Set in a fictional African country called Aburiria, The Wizard of the Crow draws deeply from both historical and current sociopolitical climates in Africa as we know it. Thiong’o’s personal experiences with the totalitarian regime in his home country of Kenya shine through the slightly mystical and deeply metaphorical experiences of his characters as they attempt to make their way through a society as convoluted and treacherous as anything that exists in our world. However, in spite of the complex political analogies, the book reads like a campfire tale told by a master storyteller. Important and beautiful, The Wizard of the Crow is a book that will challenge your perspective on money, power, and perspective itself.

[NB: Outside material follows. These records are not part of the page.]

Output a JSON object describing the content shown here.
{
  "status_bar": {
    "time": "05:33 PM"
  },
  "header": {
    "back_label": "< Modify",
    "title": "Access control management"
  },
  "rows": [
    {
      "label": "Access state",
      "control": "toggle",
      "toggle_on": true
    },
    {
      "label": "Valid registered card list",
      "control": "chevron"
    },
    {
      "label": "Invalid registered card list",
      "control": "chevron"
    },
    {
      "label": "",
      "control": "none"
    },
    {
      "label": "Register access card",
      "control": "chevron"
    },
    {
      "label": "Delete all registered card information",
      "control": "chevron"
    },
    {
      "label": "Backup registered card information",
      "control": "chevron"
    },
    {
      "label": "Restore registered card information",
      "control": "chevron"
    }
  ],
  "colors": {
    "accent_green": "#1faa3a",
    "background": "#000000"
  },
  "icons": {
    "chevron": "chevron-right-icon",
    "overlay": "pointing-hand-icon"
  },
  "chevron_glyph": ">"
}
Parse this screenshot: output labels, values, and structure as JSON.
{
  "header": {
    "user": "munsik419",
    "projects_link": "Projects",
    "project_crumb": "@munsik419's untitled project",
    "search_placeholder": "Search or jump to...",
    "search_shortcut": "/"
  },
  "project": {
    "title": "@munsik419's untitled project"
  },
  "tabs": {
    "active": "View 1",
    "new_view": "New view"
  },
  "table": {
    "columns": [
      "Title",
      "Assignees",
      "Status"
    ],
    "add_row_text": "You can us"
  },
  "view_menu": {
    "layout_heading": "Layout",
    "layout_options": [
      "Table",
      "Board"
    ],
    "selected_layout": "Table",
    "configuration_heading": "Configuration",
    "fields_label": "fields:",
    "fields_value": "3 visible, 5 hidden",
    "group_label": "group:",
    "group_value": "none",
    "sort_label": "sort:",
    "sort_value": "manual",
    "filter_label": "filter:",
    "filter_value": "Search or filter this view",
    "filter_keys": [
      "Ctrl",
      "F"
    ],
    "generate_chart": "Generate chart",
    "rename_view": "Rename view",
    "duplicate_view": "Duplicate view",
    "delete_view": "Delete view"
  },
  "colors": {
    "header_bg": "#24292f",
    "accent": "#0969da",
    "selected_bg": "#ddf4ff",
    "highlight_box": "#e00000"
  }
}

If I had to pick one word to describe this book, it would be feral. James creates a fantastical Africa that invokes the violence and brutality of the old world, but wraps it in delicate layers of myth and magic that make the reader want to cozy up to the savagery in order to get a better look. The characters add to the effect, as they are mysterious enough to entice and real enough to despise. The sense of displacement and lack of certainty enforces the message that nothing and nobody in this world can be trusted, not even the self. If people want to call this the African Game of Thrones, I won’t necessarily argue, but I will say that the Tracker and his frenemies would make any of the big baddies in Westeros run for cover with their tail cut off
When most people think of mermaids, they think of long red hair, a talking crab, and clothing made from clamshells. While that’s a very comforting picture to paint of what lies beneath the surface of the ocean, Into the Drowning Deep is a far more realistic and terrifying portrayal of the deep sea. A scientific voyage to the Mariana Trench attempts to uncover the truth behind the legends of lost sailors and the monsters that took them under, and they end up finding exactly what they’re looking for. Imagine Ariel on meth with a mouth full of teeth and a ravenous appetite and that should give you a good idea of what to expect. Suffice to say, I won’t be swimming in the open ocean anytime soon.